The fact that Apple’s iPad will be released at the conclusion of Holy Week is entirely appropriate, given how some in the tech press are treating this arrival. (“Behold! Your new God!”)
But as much fun as it would be to deflate the hype, the iPad will most likely be a runaway success – not only because it’s probably neat to play with, but because Apple is the Sarah Palin of the tech industry.
Hear me out.
Apple has had detractors for years – from complaints about the difficulty in transferring legally purchased but DRM-restricted songs among multiple devices to criticisms about the walled garden that is the iPhone/iPod touch app store.
Yet, their track record for translating innovation to consumer success is built on a cultural coolness factor that transcends technical specifications. And Apple capitalizes on this through the app store – inviting third parties to have some sort of vested interest in the product’s success.
The Wall Street Journal announced their iPad subscription model last week. Amazon’s Kindle reader dominates the electronic book market today; but a free iPad application is an apparent nod to Apple’s emergence in that market. Apple is so culturally entrenched they didn’t even have to pay for product placement when Modern Family devoted a show to the iPad release.

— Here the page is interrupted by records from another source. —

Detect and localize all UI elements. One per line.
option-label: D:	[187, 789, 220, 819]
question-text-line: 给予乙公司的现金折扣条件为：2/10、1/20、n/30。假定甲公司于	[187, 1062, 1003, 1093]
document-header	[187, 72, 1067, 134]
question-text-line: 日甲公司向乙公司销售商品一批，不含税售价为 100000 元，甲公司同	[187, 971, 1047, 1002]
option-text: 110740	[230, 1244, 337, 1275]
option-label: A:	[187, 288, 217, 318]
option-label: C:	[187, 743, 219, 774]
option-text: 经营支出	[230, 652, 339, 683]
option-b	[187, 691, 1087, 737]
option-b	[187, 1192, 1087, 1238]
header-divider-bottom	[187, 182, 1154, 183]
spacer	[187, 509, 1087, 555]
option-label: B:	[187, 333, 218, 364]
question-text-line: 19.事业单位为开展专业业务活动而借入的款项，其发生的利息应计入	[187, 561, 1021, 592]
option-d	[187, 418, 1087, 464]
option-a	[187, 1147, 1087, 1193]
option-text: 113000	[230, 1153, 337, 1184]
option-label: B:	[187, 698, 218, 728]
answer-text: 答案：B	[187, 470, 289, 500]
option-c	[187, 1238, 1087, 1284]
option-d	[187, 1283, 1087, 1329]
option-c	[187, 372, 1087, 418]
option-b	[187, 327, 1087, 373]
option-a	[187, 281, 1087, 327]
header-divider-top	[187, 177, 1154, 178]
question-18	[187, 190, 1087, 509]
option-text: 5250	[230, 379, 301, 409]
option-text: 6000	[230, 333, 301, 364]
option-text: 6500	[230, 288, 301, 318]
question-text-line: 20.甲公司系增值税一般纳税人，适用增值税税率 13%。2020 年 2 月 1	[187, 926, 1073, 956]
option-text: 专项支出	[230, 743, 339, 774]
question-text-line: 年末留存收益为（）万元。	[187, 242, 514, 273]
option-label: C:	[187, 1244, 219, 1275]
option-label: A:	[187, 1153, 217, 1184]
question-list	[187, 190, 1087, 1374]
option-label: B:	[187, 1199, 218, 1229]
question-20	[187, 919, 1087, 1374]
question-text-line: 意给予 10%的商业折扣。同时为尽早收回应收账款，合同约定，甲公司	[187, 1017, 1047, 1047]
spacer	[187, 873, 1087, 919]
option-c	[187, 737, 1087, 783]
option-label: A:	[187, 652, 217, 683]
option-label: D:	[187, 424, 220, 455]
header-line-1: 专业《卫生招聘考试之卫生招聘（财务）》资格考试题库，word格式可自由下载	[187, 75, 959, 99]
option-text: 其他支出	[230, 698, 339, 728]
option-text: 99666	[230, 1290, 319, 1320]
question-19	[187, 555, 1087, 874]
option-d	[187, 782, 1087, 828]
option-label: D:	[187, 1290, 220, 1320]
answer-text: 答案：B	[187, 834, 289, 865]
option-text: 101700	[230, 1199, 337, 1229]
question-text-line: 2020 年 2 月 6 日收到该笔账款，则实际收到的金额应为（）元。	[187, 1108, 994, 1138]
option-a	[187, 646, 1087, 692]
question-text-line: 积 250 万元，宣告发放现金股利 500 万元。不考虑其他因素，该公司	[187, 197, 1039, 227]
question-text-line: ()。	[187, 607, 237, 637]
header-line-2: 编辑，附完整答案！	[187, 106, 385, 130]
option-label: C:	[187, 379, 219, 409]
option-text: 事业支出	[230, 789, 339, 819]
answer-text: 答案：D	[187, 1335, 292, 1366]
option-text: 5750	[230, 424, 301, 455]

Apple has created a cycle – its products have been successful, so new product lines will attract third party support from companies looking to cash in – which will in turn make those new products successful.
The other new product debut from an established brand came on Fox News, where “Real American Stories” television special launched with Sarah Palin as the host. The show’s debut comes a week after the announcement that she will host a documentary on Alaska for The Learning Channel.
Like Apple, Palin has cultivated a strong core following and reputation that invokes attention – from supporters and opponents alike. Fox News and The Learning Channel both know this translates controversy, media buzz, and ultimately ratings. And as is the case with Apple, third party groups (like TV networks) to have a stake in the attention that Palin receives. In many ways, she doesn’t even have to be creative about how she’s presented – just as Apple largely relies on app developers to define how the iPad is used. Those third parties benefit, and therefore have a vested interest in her continued visibility.
Lather, rinse, repeat.
So if you find yourself watching the coverage of the iPad and wondering whether or not it will earn enough industry support to eventually take off, ask yourself how long you’ll have to go before seeing something about Sarah Palin on TV.